Narrator:Listen to part of a lecture in a biology class.
Professor:Ok, now I want to talk about an animal that has a fascinating set of defense mechanisms.
And that's the octopus, one of the unusual creatures that live in the sea.
The octopus is prey to many species, including humans, so how does it escape its predators?
Well, let me back up here a second.
Anyone ever heard of Proteus?
Proteus was a God in Greek mythology who could change form.
He could make himself look like a lion or a stone or a tree, anything you wanted, and he could go through a whole series of changes very quickly.
Well, the octopus is the real world version of Proteus.
Just like Proteus, the octopus can go through all kinds of incredible transformations.
And it does this in three ways:by changing color, by changing its texture, and by changing its size and shape.
For me, the most fascinating transformation is when it changes its color.
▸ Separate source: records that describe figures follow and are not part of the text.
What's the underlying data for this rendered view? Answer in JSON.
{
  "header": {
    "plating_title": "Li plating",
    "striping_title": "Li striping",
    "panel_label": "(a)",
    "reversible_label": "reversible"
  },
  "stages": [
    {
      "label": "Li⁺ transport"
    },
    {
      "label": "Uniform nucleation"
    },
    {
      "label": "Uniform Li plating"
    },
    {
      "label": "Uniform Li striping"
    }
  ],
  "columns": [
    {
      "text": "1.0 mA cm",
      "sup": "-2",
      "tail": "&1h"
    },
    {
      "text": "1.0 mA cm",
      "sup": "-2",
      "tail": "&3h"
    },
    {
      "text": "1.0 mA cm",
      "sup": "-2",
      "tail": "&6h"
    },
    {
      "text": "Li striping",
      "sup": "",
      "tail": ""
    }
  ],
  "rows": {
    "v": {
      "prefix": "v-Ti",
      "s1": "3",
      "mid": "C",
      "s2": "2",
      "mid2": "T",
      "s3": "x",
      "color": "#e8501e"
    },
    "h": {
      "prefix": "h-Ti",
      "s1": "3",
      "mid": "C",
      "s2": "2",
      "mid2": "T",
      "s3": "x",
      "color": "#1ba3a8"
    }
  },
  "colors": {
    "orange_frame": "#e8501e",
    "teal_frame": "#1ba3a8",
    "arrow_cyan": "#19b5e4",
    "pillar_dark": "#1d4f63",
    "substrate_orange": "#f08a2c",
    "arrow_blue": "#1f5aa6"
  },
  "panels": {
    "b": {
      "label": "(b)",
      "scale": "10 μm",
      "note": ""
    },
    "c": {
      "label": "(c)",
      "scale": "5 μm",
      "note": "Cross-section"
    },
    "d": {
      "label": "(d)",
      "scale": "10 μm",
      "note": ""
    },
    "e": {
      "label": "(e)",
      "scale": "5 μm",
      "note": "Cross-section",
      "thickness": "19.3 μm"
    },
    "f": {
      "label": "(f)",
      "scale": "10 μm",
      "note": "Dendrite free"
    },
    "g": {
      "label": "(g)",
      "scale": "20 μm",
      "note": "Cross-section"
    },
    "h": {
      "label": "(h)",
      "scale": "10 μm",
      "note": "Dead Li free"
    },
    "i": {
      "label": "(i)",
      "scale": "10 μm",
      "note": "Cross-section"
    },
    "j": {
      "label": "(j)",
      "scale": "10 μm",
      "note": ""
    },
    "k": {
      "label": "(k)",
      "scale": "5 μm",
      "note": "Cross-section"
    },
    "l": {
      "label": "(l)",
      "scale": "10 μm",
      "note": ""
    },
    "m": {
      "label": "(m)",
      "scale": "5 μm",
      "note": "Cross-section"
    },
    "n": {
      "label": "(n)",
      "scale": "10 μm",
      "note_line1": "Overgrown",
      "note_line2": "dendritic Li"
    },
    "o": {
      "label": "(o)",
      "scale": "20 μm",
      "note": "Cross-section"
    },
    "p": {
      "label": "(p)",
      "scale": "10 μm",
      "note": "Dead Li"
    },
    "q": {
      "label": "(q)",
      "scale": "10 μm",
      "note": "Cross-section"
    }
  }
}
It's a normal skin color, the one it generally presents, is either red or brown or even grey, and it's speckled with dark spots.
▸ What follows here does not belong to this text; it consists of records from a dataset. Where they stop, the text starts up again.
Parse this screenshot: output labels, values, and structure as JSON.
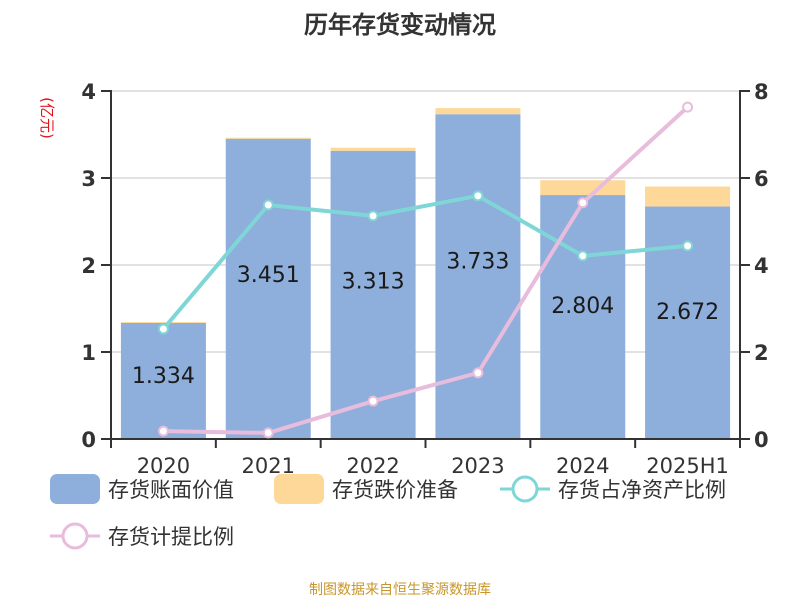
{
  "title": "历年存货变动情况",
  "y_unit_label": "(亿元)",
  "footer": "制图数据来自恒生聚源数据库",
  "colors": {
    "book_value": "#8eaedb",
    "reserve": "#fdd898",
    "net_asset_ratio": "#7fd6d6",
    "provision_ratio": "#e8bcdc",
    "axis": "#333333",
    "grid": "#d9d9d9",
    "unit_label": "#e0141e",
    "footer": "#c8962a"
  },
  "legend": [
    {
      "label": "存货账面价值",
      "type": "bar",
      "color_key": "book_value"
    },
    {
      "label": "存货跌价准备",
      "type": "bar",
      "color_key": "reserve"
    },
    {
      "label": "存货占净资产比例",
      "type": "line",
      "color_key": "net_asset_ratio"
    },
    {
      "label": "存货计提比例",
      "type": "line",
      "color_key": "provision_ratio"
    }
  ],
  "chart_data": {
    "type": "bar",
    "title": "历年存货变动情况",
    "xlabel": "",
    "ylabel": "(亿元)",
    "categories": [
      "2020",
      "2021",
      "2022",
      "2023",
      "2024",
      "2025H1"
    ],
    "ylim": [
      0,
      4
    ],
    "y_ticks": [
      0,
      1,
      2,
      3,
      4
    ],
    "y2lim": [
      0,
      8
    ],
    "y2_ticks": [
      0,
      2,
      4,
      6,
      8
    ],
    "grid": true,
    "legend_position": "bottom",
    "series": [
      {
        "name": "存货账面价值",
        "type": "bar",
        "stack": "inv",
        "axis": "left",
        "values": [
          1.334,
          3.451,
          3.313,
          3.733,
          2.804,
          2.672
        ],
        "show_labels": true
      },
      {
        "name": "存货跌价准备",
        "type": "bar",
        "stack": "inv",
        "axis": "left",
        "values": [
          0.01,
          0.012,
          0.035,
          0.07,
          0.17,
          0.23
        ],
        "show_labels": false
      },
      {
        "name": "存货占净资产比例",
        "type": "line",
        "axis": "right",
        "values": [
          2.53,
          5.38,
          5.13,
          5.59,
          4.21,
          4.44
        ]
      },
      {
        "name": "存货计提比例",
        "type": "line",
        "axis": "right",
        "values": [
          0.18,
          0.14,
          0.87,
          1.52,
          5.43,
          7.63
        ]
      }
    ]
  }
}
But when it wants to blend in with its environment to hide from its enemies, it can take on the color of its immediate surroundings:
the ocean floor, a rock, a piece of coral, whatever. Charles?
Student:Do we know how that works, I mean, how they change colors?
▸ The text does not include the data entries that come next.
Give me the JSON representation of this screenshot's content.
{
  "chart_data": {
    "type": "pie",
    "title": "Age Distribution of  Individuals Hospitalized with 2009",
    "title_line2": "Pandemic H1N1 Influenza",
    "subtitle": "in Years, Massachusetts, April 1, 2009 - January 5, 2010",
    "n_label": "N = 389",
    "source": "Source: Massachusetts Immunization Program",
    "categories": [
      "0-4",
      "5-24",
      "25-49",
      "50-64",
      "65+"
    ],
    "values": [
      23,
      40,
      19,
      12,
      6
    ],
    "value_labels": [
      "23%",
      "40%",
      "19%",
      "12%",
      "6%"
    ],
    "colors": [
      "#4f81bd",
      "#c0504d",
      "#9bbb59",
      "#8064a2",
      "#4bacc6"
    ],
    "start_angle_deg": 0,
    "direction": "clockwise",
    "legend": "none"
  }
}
Professor:Well, we know that the reaction that takes place is not chemical in nature.
The color changes are executed by two different kinds of cells in the octopus' skin, mainly by color cells on the skin's surface call chromatophores.
Chromatophores consist of tiny sacks filled with color dye.
There might be a couple hundred of these color sacks per square millimeter of the octopus' skin, and depending on the species, they can come in as many as five different colors.
Each one of these sacks is controlled by muscles.
If the muscles are relaxed, the sack shrinks, and all you see is a little white point.
But if the muscle's contract, then the sack expands, and you can see the colors.
And by expanding different combinations of these color sacks to different degrees the octopus can create all sorts of colors. Yes,Vizebo?
Student:And just with various combinations of those five colors, they can recreate any color in their environment?
Professor:Well, they can no doubt create a lot with just those five colors,
but you are right, maybe they can't mimic every color around them, so that's where the second kind of cell comes in.
Just below the chromatophores is a layer of cells that reflect light from the environment, and these cells help the octopus create a precise match with the colors that surround them.
The colors from the color sacks are supplemented with colors that are reflected from the environment, and that's how they are able to mimic colors with such precision.
So, that's how octopus mimics colors.
But they don't just mimic the colors in their environment;
they can also mimic the texture of objects in their environment.
They have these little projections on their skin that allow them to resemble various textures. The projections are called papillae6.
If the octopus wants to have a rough texture, it raises the papillae.
If it wants to have a smooth texture, it flattens out the papillae, so it can acquire a smooth texture to blend in with the sandy bottom of the sea.
So the octopus has the ability to mimic both the color and the texture of its environment.
And it's truly amazing how well it can blend in with its surroundings.
You can easily swim within a few feet of an octopus and never see it.
Student:I read that they often hide from predators by squirting out a cloud of ink, or something like that.
Professor:Yes. The octopus can release a cloud of ink if it feels threatened.
But it doesn't hide behind it, as is generally believed.
Um, the ink cloud is ... it serves to distract a predator while the octopus makes its escape.
Um, now there's a third way that octopus can transform themselves to blend in withor mimic their environment, and that's by changing their shape and size, well, at least their apparent size.
The muscular system of the octopus enables it to be very flexible to assume all sorts of shapes and postures.
So it can contract into the shape of a little round stone, and sit perfectly still on the seafloor.
Or it can nestle up7 in the middle of a plant and take the shape of one of the leaves.
Even Proteus would be impressed, I think.